RACHEL OWENS (United States, b. 1972)
Terrane I, 2025
Broken bottle glass, resin, dyes, dried and encased flowers, and insects
40" H x 30" W
Rachel Owens makes work that addresses environmental issues, the consumption of natural resources, and the social conditions that inform that consumption. Working sculpturally, she approaches material as a determining factor in producing meaning: what a sculpture is made from thus plays a central role in what it means and what it does. Across various projects, she has incorporated glass bottle shards, coal, pieces of military vehicles, and marble dust to convey meaning, emotion, and action, often linking disparate objects and spaces across time.
In her recent project Future Fossils, Owens tells a deep geological saga spanning 400 million years, revealing the connection between ancient trees and ourselves. As a visiting researcher in the New York State Museum’s Paleontology Department, the artist produced three-dimensional digital scans of the fossilized remains of some of the world's oldest known forests, those that originated in the Devonian Period along the banks of a vast sea where today’s Catskill Mountains lie. Through a process of digital printing, hand-built molds, and poured resin casting, the museum replicas are transmuted as an amalgam of broken glass, resin, dye, and natural materials. These sculptural elements serve as botanical documents of the Earth’s landscape prior to the Carboniferous period. Cast in an amber-like resin, Owens’ sculptures from her newest series Terrane make fossils of our present-day consumer waste. Conceived as portals suspended in space, the rectangular compositions offer a reverence and warm radiance as much akin to stained glass as to the specimen trays and sedimentary formations that preserve evidence of our plant ancestors.

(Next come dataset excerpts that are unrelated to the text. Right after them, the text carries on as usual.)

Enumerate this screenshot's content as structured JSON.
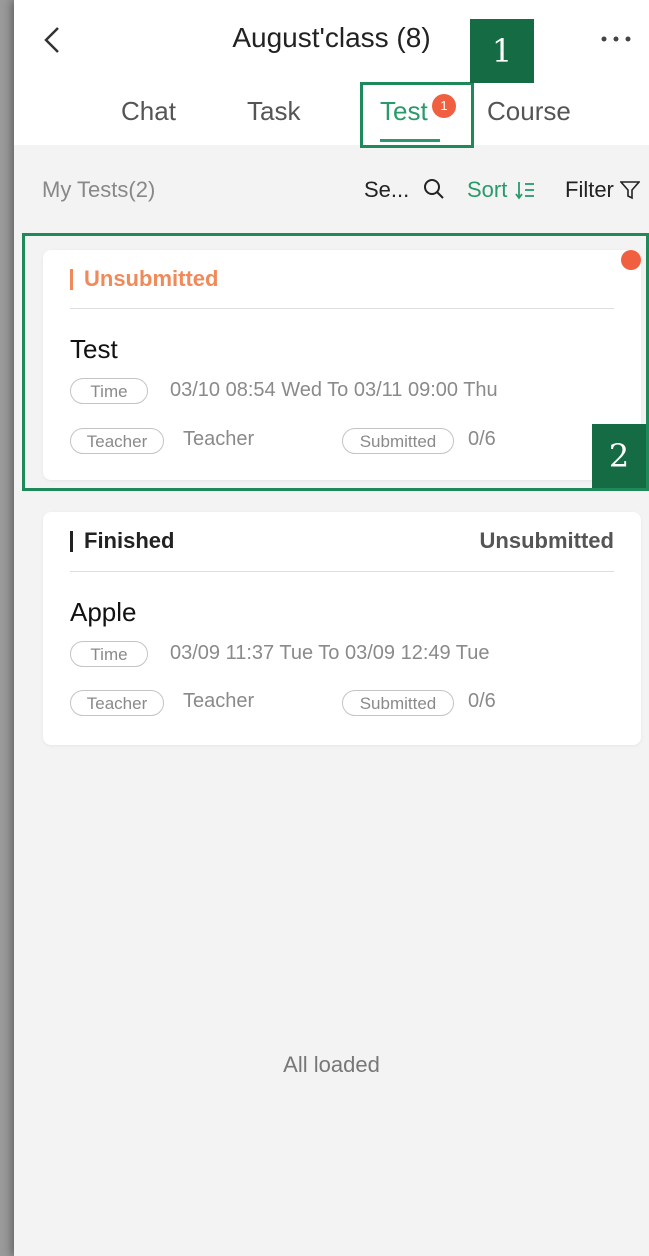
{
  "header": {
    "title": "August'class (8)",
    "back_icon": "chevron-left-icon",
    "more_icon": "more-horizontal-icon"
  },
  "tabs": [
    {
      "label": "Chat",
      "active": false
    },
    {
      "label": "Task",
      "active": false
    },
    {
      "label": "Test",
      "active": true,
      "badge": "1"
    },
    {
      "label": "Course",
      "active": false
    }
  ],
  "toolbar": {
    "count_label": "My Tests(2)",
    "search_label": "Se...",
    "sort_label": "Sort",
    "filter_label": "Filter"
  },
  "tests": [
    {
      "status": "Unsubmitted",
      "status_color": "#f08a5a",
      "name": "Test",
      "time_tag": "Time",
      "time": "03/10 08:54 Wed To 03/11 09:00 Thu",
      "teacher_tag": "Teacher",
      "teacher": "Teacher",
      "submitted_tag": "Submitted",
      "submitted": "0/6",
      "unread": true
    },
    {
      "status": "Finished",
      "status_color": "#222222",
      "right_status": "Unsubmitted",
      "name": "Apple",
      "time_tag": "Time",
      "time": "03/09 11:37 Tue To 03/09 12:49 Tue",
      "teacher_tag": "Teacher",
      "teacher": "Teacher",
      "submitted_tag": "Submitted",
      "submitted": "0/6",
      "unread": false
    }
  ],
  "footer": {
    "all_loaded": "All loaded"
  },
  "annotations": {
    "marker_1": "1",
    "marker_2": "2"
  },
  "colors": {
    "accent": "#2a9a6c",
    "badge": "#f06040",
    "annotation": "#1e8a5a"
  }
}
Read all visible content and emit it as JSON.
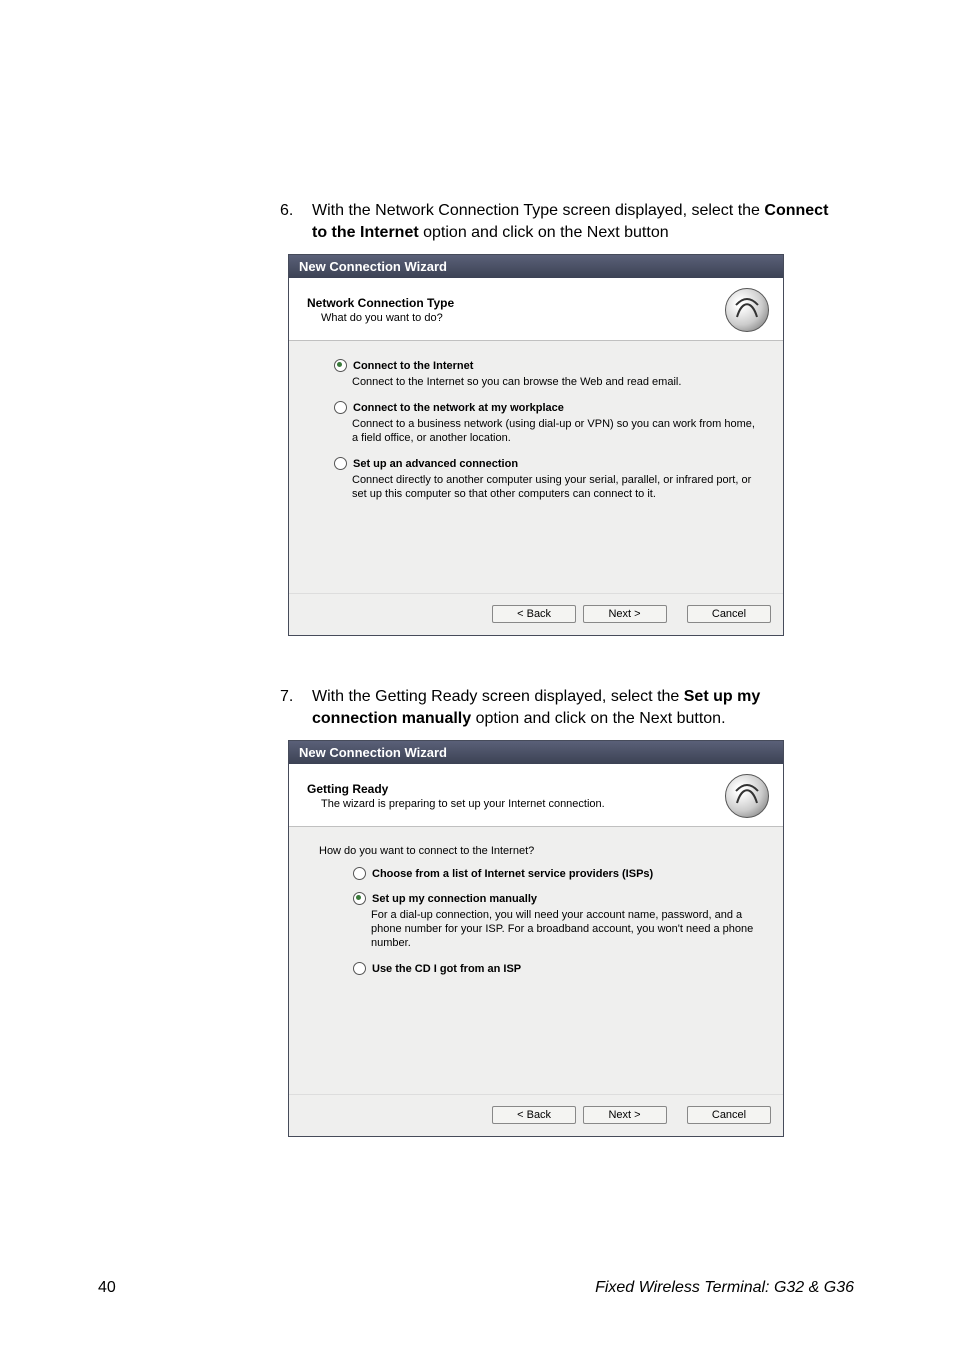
{
  "step6": {
    "number": "6.",
    "text_a": "With the Network Connection Type screen displayed, select the ",
    "text_b": "Connect to the Internet",
    "text_c": " option and click on the Next button"
  },
  "step7": {
    "number": "7.",
    "text_a": "With the Getting Ready screen displayed, select the ",
    "text_b": "Set up my connection manually",
    "text_c": " option and click on the Next button."
  },
  "wizard1": {
    "title": "New Connection Wizard",
    "header_title": "Network Connection Type",
    "header_sub": "What do you want to do?",
    "options": [
      {
        "label": "Connect to the Internet",
        "desc": "Connect to the Internet so you can browse the Web and read email.",
        "selected": true
      },
      {
        "label": "Connect to the network at my workplace",
        "desc": "Connect to a business network (using dial-up or VPN) so you can work from home, a field office, or another location.",
        "selected": false
      },
      {
        "label": "Set up an advanced connection",
        "desc": "Connect directly to another computer using your serial, parallel, or infrared port, or set up this computer so that other computers can connect to it.",
        "selected": false
      }
    ],
    "back": "< Back",
    "next": "Next >",
    "cancel": "Cancel"
  },
  "wizard2": {
    "title": "New Connection Wizard",
    "header_title": "Getting Ready",
    "header_sub": "The wizard is preparing to set up your Internet connection.",
    "question": "How do you want to connect to the Internet?",
    "options": [
      {
        "label": "Choose from a list of Internet service providers (ISPs)",
        "desc": "",
        "selected": false
      },
      {
        "label": "Set up my connection manually",
        "desc": "For a dial-up connection, you will need your account name, password, and a phone number for your ISP. For a broadband account, you won't need a phone number.",
        "selected": true
      },
      {
        "label": "Use the CD I got from an ISP",
        "desc": "",
        "selected": false
      }
    ],
    "back": "< Back",
    "next": "Next >",
    "cancel": "Cancel"
  },
  "footer": {
    "page": "40",
    "title": "Fixed Wireless Terminal: G32 & G36"
  }
}
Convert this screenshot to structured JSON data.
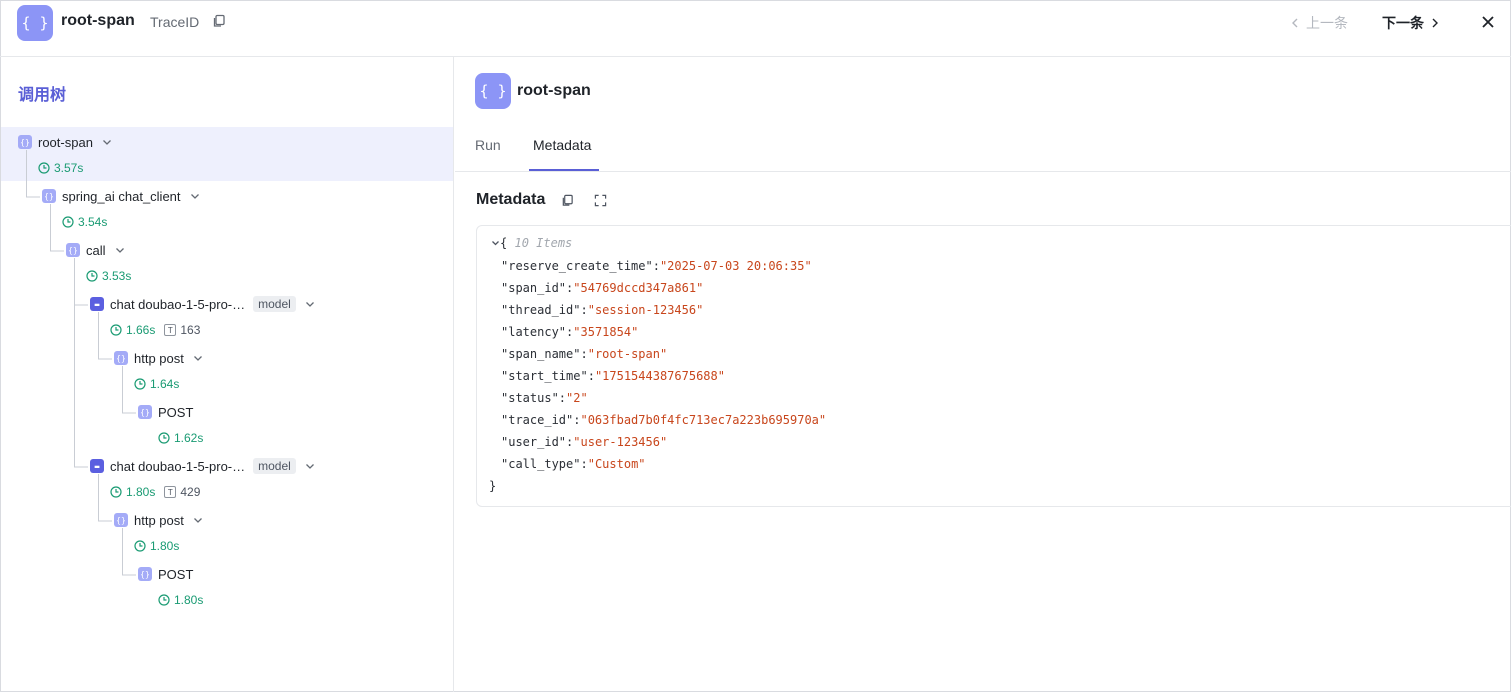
{
  "header": {
    "icon_glyph": "{ }",
    "title": "root-span",
    "trace_label": "TraceID",
    "prev_label": "上一条",
    "next_label": "下一条"
  },
  "tree": {
    "title": "调用树",
    "nodes": [
      {
        "label": "root-span",
        "icon": "braces-icon",
        "duration": "3.57s",
        "selected": true
      },
      {
        "label": "spring_ai chat_client",
        "icon": "braces-icon",
        "duration": "3.54s"
      },
      {
        "label": "call",
        "icon": "braces-icon",
        "duration": "3.53s"
      },
      {
        "label": "chat doubao-1-5-pro-…",
        "icon": "model-icon",
        "tag": "model",
        "duration": "1.66s",
        "tokens": "163"
      },
      {
        "label": "http post",
        "icon": "braces-icon",
        "duration": "1.64s"
      },
      {
        "label": "POST",
        "icon": "braces-icon",
        "duration": "1.62s"
      },
      {
        "label": "chat doubao-1-5-pro-…",
        "icon": "model-icon",
        "tag": "model",
        "duration": "1.80s",
        "tokens": "429"
      },
      {
        "label": "http post",
        "icon": "braces-icon",
        "duration": "1.80s"
      },
      {
        "label": "POST",
        "icon": "braces-icon",
        "duration": "1.80s"
      }
    ],
    "token_glyph": "T"
  },
  "detail": {
    "title": "root-span",
    "tabs": [
      {
        "label": "Run",
        "active": false
      },
      {
        "label": "Metadata",
        "active": true
      }
    ],
    "section_title": "Metadata",
    "json": {
      "open_brace": "{",
      "close_brace": "}",
      "item_count": "10 Items",
      "entries": [
        {
          "key": "\"reserve_create_time\"",
          "value": "\"2025-07-03 20:06:35\""
        },
        {
          "key": "\"span_id\"",
          "value": "\"54769dccd347a861\""
        },
        {
          "key": "\"thread_id\"",
          "value": "\"session-123456\""
        },
        {
          "key": "\"latency\"",
          "value": "\"3571854\""
        },
        {
          "key": "\"span_name\"",
          "value": "\"root-span\""
        },
        {
          "key": "\"start_time\"",
          "value": "\"1751544387675688\""
        },
        {
          "key": "\"status\"",
          "value": "\"2\""
        },
        {
          "key": "\"trace_id\"",
          "value": "\"063fbad7b0f4fc713ec7a223b695970a\""
        },
        {
          "key": "\"user_id\"",
          "value": "\"user-123456\""
        },
        {
          "key": "\"call_type\"",
          "value": "\"Custom\""
        }
      ]
    }
  },
  "colors": {
    "accent": "#5a5fd6",
    "icon_bg": "#8c95f6",
    "duration_green": "#1a9b73",
    "json_value": "#c8461c"
  }
}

Owens has been included in exhibitions both in the United States and internationally including the Krasnoyarsk Biennial, Franco Soffiantino Contemporary, Austrian Cultural Forum, the Frist Museum, Socrates Sculpture Park, and the New Museum Window. Her project The Hypogean Tip was commissioned for the Housatonic Museum of Art in Bridgeport, CT. It subsequently traveled to the Sugar Hill Museum in New York, NY. Owens’ work has been included in publications including The New York Times, The New Yorker, Der Standard, Art in America, Modern Painters, and Flash Art. She has received grants from the Joan Mitchell, Pollack Krasner, and Harpo Foundations as well as a Cultural Humanitarian Grant from the US Consulate. Her work can be found in many collections in the United States and abroad.